In the corridor beyond, Captain Tor pleaded, for what Tala could not see.
It was Diego. The poor boy had a crush on her and Tala had knowingly strung him along as an emotional confidante, a shoulder to cry on when both their lives were a litany of failure, only his was about to end. She heard the screech of the infected.

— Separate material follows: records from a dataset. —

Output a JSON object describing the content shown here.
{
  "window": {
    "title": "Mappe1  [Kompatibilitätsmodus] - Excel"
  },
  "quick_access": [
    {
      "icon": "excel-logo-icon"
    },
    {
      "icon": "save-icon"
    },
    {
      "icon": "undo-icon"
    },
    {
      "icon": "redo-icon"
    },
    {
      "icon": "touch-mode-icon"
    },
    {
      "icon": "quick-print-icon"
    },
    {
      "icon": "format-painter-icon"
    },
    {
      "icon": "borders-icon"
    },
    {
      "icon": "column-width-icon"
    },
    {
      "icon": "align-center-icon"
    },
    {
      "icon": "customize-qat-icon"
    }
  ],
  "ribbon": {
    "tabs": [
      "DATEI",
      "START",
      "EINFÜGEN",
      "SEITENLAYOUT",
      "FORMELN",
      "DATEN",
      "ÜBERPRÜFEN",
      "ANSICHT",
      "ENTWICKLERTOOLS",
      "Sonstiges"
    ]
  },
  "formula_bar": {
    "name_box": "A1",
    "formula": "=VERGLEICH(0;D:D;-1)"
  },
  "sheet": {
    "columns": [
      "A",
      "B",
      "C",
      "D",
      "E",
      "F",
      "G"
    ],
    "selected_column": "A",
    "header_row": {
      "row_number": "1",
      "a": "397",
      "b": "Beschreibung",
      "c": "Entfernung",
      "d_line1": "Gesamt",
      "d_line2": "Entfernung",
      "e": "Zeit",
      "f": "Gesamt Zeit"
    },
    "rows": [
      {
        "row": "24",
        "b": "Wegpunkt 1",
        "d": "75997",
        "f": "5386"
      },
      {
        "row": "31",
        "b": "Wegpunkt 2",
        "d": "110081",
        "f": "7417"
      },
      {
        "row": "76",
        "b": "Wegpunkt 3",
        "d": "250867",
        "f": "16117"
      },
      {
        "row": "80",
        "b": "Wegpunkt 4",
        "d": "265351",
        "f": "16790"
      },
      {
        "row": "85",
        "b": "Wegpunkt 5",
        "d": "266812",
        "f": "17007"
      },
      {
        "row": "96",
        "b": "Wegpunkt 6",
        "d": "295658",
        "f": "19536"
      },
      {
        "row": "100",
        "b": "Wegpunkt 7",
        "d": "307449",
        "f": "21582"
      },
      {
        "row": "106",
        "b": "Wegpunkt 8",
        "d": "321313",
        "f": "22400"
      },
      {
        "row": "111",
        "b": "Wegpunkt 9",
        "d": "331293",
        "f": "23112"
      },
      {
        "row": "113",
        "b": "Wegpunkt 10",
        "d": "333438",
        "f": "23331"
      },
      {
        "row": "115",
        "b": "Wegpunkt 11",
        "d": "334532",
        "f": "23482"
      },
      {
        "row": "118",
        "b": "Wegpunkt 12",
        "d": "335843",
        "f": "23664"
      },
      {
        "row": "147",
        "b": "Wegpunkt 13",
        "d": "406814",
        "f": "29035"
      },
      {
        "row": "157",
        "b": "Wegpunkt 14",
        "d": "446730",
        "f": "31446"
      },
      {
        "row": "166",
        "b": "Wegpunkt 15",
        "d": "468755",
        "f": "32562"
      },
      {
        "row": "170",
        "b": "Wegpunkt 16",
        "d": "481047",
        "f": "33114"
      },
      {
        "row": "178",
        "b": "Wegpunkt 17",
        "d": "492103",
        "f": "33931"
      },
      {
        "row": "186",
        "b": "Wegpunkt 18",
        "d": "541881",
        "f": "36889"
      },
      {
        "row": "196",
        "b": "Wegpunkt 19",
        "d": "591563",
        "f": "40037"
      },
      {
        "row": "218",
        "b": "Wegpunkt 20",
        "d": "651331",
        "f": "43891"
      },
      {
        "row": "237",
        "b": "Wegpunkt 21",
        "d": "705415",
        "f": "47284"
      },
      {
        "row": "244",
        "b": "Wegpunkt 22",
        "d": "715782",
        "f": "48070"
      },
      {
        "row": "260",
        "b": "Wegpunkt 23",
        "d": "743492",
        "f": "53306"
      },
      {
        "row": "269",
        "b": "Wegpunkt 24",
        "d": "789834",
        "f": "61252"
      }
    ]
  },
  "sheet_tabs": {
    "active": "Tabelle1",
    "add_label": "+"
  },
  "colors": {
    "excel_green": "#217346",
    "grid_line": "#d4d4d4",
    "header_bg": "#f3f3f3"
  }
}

“White coats. Finally, we see them.” Oleg said, although Tala never heard, before she knew what she was doing she was piling through the grate, somehow pressing through the meaty throng of Oleg and Jamal. Behind her she heard Jamal yell something about guns, but she didn’t listen, two pairs of hands trying to haul her backward slipped away against the soft fabric of her jumpsuit.
The scene fell quiet. A strangely unfeminine woman Tala recognized as Dr. Smith, stripped of her dichotomous beauty for the moment, held Captain Tor at gunpoint, his face pressed to the floor, wrists bound. A memory, unimportant and ill-defined, tugged at her mind, Tala winced.
Beside the woman and behind Tor stood another man in a white lab coat, like the rest of the players in the bizarre diorama, his focus had shifted through thick, circular spectacles to Tala.
Further down the corridor, a deathly ill and half eaten Sammy loomed over Diego, mouth distended like a boa constrictor, tiny blood shot eyes peering down his nose against the tilt of his jaw. Beneath him, Diego cowered, like Tor he was bound and the same flashing memories of District Four were summoned and gone in a millisecond.
Tala barely noticed the movement of Dr. Smith’s hand, but she felt the bullet scythe past her face, nicking away the top of her right ear. There was no bang, and Tala didn’t react, or perhaps she yelped in pain, she wasn’t sure, but she felt her blood warm against her neck and saw the dilation of the stewards pupils.
She knew Dr. Smith wouldn’t miss again, time seemed to slow around her, she saw the micro adjustment required for the next bullet to enter between her eyes. Distantly, Tala wondered how a practicing doctor had become such a crack shot that she could clip an ear with a silenced pistol from over thirty meters.
Like an animal in headlights, Tala awaited silent death, hardly noticing Sammy diverting toward her.